Viroid comprises of a small fragment of RNA molecule that is generally present as naked and circularized RNA. The genomic RNA consists of 250-370 nucleotides. The nucleotides in the RNA genome is usually paired, forming a dsRNA via intramolecular complementary regions.
Therefore, the viroids resemble a rod-like structure, where the dsRNA appears as a closed, folded and 3D structure.
Viroid genome generally comprises five domains, like:
- Pathogenicity domain (P)
- Left terminal domain (TL)
- Central conserved domain (CCR)
- Variable domain (V)
- Rigid terminal domain (TR)
Replication of Viroids
The replication of viroid in the higher plants occurs via three enzyme based-RNA rolling circle mechanism. Symmetric replication occurs in Avsunviroids, whereas asymmetric replication in Pospiviroids. RNA polymerase, an RNase and an RNA ligase are needed for the viroid replication. Symmetric and Asymmetric Replication are the two replicative mechanisms of Viroid.
Members of Popsiviroidae family undergo asymmetric replication, for which it first requires a host cell enzyme (RNA polymerase II). The RNA polymerase II will create a nick in the cellular DNA by forming both positive and negative strands. The positive circular strand will function as a template for the formation of new RNA via a rolling circle mechanism.

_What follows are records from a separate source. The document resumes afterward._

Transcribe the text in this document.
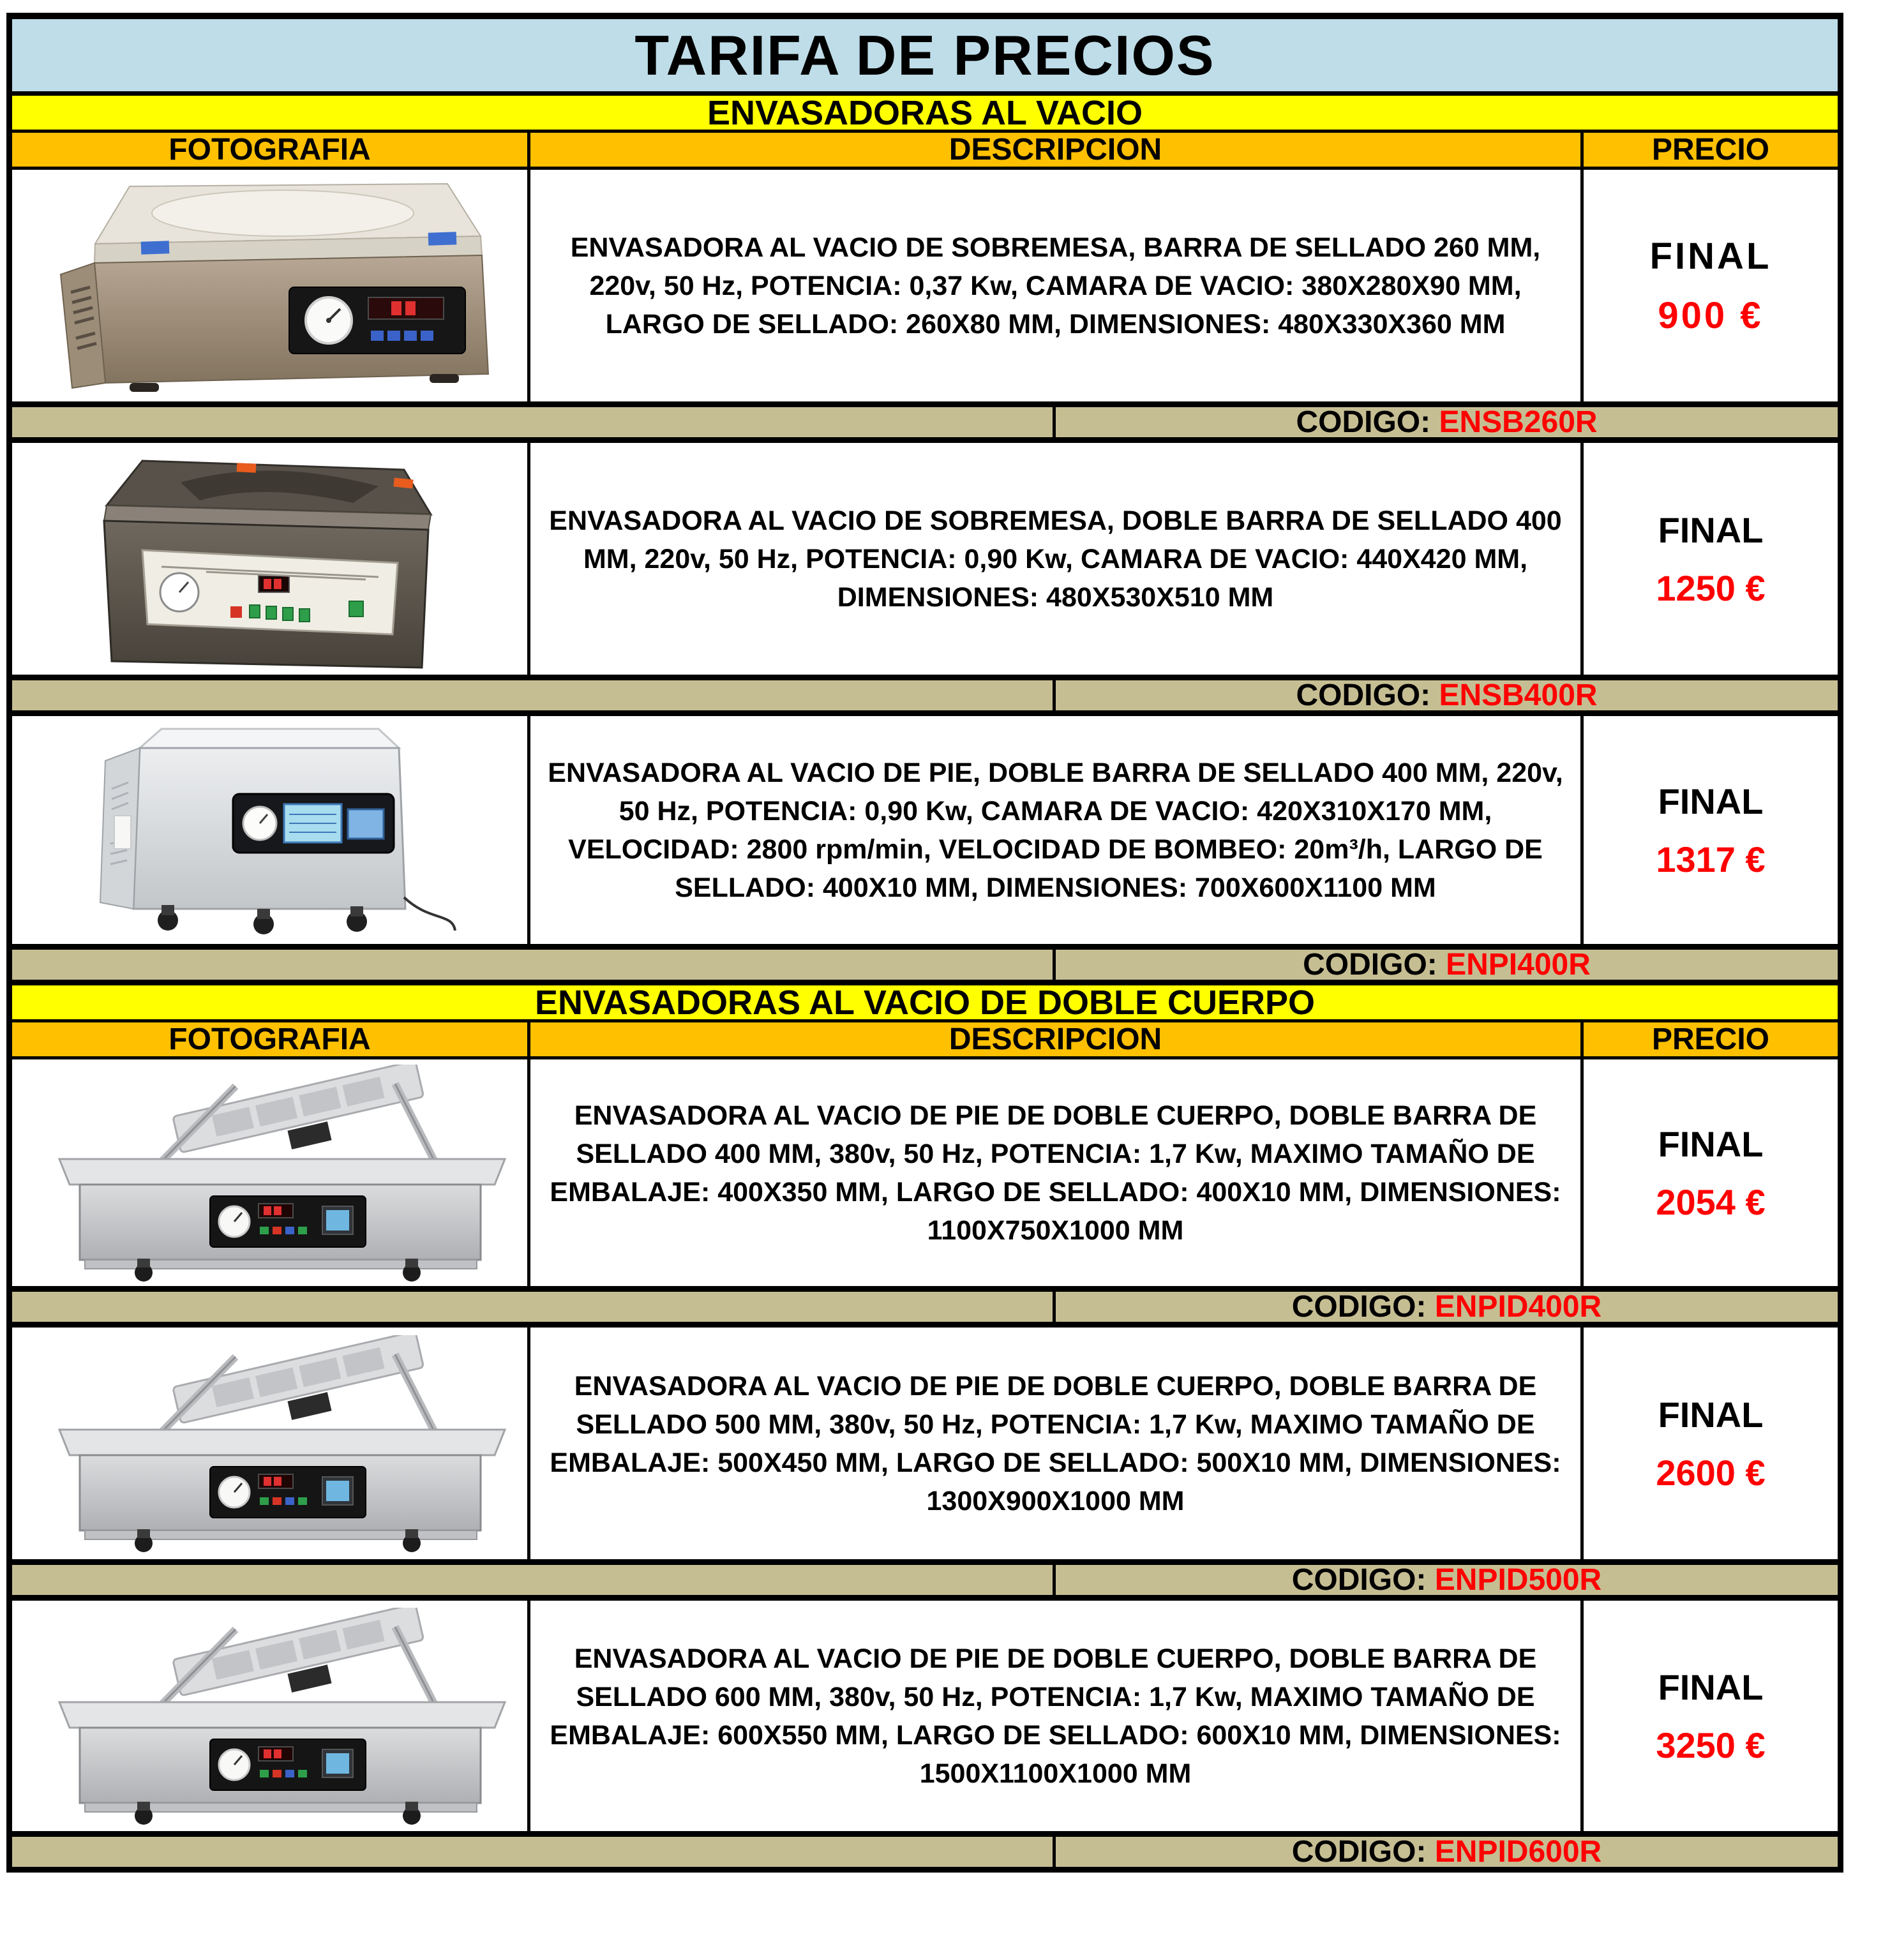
TARIFA DE PRECIOS
ENVASADORAS AL VACIO
FOTOGRAFIA	DESCRIPCION	PRECIO
ENVASADORA AL VACIO DE SOBREMESA, BARRA DE SELLADO 260 MM, 220v, 50 Hz, POTENCIA: 0,37 Kw, CAMARA DE VACIO: 380X280X90 MM, LARGO DE SELLADO: 260X80 MM, DIMENSIONES: 480X330X360 MM
FINAL
900 €
CODIGO: ENSB260R
ENVASADORA AL VACIO DE SOBREMESA, DOBLE BARRA DE SELLADO 400 MM, 220v, 50 Hz, POTENCIA: 0,90 Kw, CAMARA DE VACIO: 440X420 MM, DIMENSIONES: 480X530X510 MM
FINAL
1250 €
CODIGO: ENSB400R
ENVASADORA AL VACIO DE PIE, DOBLE BARRA DE SELLADO 400 MM, 220v, 50 Hz, POTENCIA: 0,90 Kw, CAMARA DE VACIO: 420X310X170 MM, VELOCIDAD: 2800 rpm/min, VELOCIDAD DE BOMBEO: 20m³/h, LARGO DE SELLADO: 400X10 MM, DIMENSIONES: 700X600X1100 MM
FINAL
1317 €
CODIGO: ENPI400R
ENVASADORAS AL VACIO DE DOBLE CUERPO
FOTOGRAFIA	DESCRIPCION	PRECIO
ENVASADORA AL VACIO DE PIE DE DOBLE CUERPO, DOBLE BARRA DE SELLADO 400 MM, 380v, 50 Hz, POTENCIA: 1,7 Kw, MAXIMO TAMAÑO DE EMBALAJE: 400X350 MM, LARGO DE SELLADO: 400X10 MM, DIMENSIONES: 1100X750X1000 MM
FINAL
2054 €
CODIGO: ENPID400R
ENVASADORA AL VACIO DE PIE DE DOBLE CUERPO, DOBLE BARRA DE SELLADO 500 MM, 380v, 50 Hz, POTENCIA: 1,7 Kw, MAXIMO TAMAÑO DE EMBALAJE: 500X450 MM, LARGO DE SELLADO: 500X10 MM, DIMENSIONES: 1300X900X1000 MM
FINAL
2600 €
CODIGO: ENPID500R
ENVASADORA AL VACIO DE PIE DE DOBLE CUERPO, DOBLE BARRA DE SELLADO 600 MM, 380v, 50 Hz, POTENCIA: 1,7 Kw, MAXIMO TAMAÑO DE EMBALAJE: 600X550 MM, LARGO DE SELLADO: 600X10 MM, DIMENSIONES: 1500X1100X1000 MM
FINAL
3250 €
CODIGO: ENPID600R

Then, it initiates the synthesis of mRNA from the cellular DNA by making the use of viroid circular (+) RNA strand to make a large linear multimeric (-) strand. After that, Pospiviroids form (+) sense RNA from this long linear molecule via asymmetric replication pathway.
The (+) RNA strand of viroid is sensitive to the RNase activity of the host cell. Thus, the RNase enzyme cleaves the (+) RNA strand of viroid into a unit viroid lengths. Then the unit fragments of the (+) RNA strand molecule undergoes ligation to form the (+) circular RNA.
Avsunviroids lack a central conserved region and possess a ribozyme activity instead of RNA polymerase. Hence in this, the large multimeric (-) RNA strand is self-cleaved by the associated ribozyme activity. Thus, these possess the property of auto cleavage.
Then, the replication intermediates are ligated to form a (-) circularized RNA. After that, a second rolling circle event takes place that makes a long linear (+) RNA strand that is again cleaved by the ribozyme activity. Then the fragments of viroid RNA undergo ligation to form the (+) circular RNA.
Genome replication can occur in two possible ways:
RNA-directed replication: It is one of the mechanisms, where the RNA polymerase synthesizes the RNA molecules directed by the RNA itself.
DNA-directed replication: It is another mechanism, where the viroid RNA forms after the transcription of host cell DNA, complementary to the viroid RNA. The viroid RNA can produce new DNA in the infected cell via association of reverse transcriptase enzyme. The reverse transcriptase enzyme functions as an RNA directed DNA polymerase, which can produce viroid RNA by using the infected DNA as a template.
After the study of these two replication modes, two conclusions have been made that the viroids can replicate via direct RNA to RNA copying, and the host cell machinery possibly promotes the replication of viroid RNA.